ANKRD37—ankyrin repeat domain protein 37; BEC—Blood vascular endothelial cell; CAV1/2—Caveolin 1/2; CD59—CD59 glycoprotein aka Protectin; CNN3—Calponin 3; DYSF—Dysferlin; GHS—Gorham-Stout disease/syndrome; KANK3—KN motif- and ankyrin repeat domain-containing protein 3; LEC—Lymphatic endothelial cell; MAC—Membrane attack complex; MARCKSL1—MARCKS-like protein-1; MMRN1—Multimerin 1; MYOF—Myoferlin; NXN—Nucleoredoxin; OTOF—Otoferlin; SPTAN1—Spectrin, alpha, nonerythrocytic 1; SPTBN1—Spectrin, beta, nonerythrocytic 1; WNT—Wingless-type MMTV integration site.

Author Contributions

J.B.: investigation, data curation; J.W.: conceptualization, data curation, writing—review and editing. All authors have read and agreed to the published version of the manuscript.

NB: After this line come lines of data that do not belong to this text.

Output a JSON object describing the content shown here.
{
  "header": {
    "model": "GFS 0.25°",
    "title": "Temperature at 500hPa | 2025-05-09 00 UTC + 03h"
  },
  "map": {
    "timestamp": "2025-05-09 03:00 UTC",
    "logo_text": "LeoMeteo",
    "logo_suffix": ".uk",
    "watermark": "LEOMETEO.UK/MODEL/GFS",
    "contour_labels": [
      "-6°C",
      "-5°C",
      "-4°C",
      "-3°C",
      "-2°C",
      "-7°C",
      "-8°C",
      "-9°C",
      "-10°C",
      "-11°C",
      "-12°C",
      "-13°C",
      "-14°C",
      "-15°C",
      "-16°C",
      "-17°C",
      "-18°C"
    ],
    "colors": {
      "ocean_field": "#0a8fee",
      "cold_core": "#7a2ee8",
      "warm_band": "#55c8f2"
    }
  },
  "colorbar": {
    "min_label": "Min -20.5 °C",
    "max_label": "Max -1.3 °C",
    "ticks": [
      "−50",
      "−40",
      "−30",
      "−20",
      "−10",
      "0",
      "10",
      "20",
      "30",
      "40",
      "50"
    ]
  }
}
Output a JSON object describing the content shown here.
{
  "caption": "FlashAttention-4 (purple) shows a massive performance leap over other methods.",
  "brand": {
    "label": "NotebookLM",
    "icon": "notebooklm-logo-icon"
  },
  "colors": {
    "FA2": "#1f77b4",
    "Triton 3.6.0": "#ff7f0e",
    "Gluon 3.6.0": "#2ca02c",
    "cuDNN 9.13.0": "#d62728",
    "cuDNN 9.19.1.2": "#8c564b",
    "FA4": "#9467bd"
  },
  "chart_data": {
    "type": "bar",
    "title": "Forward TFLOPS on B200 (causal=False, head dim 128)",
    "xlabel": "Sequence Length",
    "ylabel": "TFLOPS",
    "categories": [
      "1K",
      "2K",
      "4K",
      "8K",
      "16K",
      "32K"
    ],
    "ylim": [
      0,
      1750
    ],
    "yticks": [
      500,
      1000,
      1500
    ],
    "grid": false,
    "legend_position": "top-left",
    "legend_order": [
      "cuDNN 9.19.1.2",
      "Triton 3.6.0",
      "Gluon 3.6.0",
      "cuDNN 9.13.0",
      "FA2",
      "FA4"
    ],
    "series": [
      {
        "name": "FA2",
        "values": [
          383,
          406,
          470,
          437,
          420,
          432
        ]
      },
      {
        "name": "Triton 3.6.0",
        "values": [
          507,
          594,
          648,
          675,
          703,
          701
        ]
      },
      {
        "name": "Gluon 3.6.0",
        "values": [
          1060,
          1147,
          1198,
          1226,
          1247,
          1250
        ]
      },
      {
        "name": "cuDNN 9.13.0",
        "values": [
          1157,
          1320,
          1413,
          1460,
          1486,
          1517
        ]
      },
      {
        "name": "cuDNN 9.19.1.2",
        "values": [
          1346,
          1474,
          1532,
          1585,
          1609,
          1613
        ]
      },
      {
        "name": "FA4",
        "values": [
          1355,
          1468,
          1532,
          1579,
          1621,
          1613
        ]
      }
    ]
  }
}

Institutional Review Board Statement

The study was conducted in accordance with the Declaration of Helsinki, and approved by the Ethics Committee of the University Medical Center Goettingen (No.18/1/18).

Informed Consent Statement

Informed consent was obtained from all subjects involved in the study.

Data Availability Statement

All data are included in the manuscript. Additional immunohistochemical data are found at: The Human Protein Atlas (https://www.proteinatlas.org/; accessed on 5 November 2024).

Conflicts of Interest

The authors declare that this study received funding from Verein zur Förderung der Lymphologie e.V., 79856 Hinterzarten, Germany. The funder was not involved in the study design, collection, analysis, interpretation of data, the writing of this article or the decision to submit it for publication.

Funding Statement

The studies were supported by the Verein zur Förderung der Lymphologie e.V., 79856 Hinterzarten, Germany.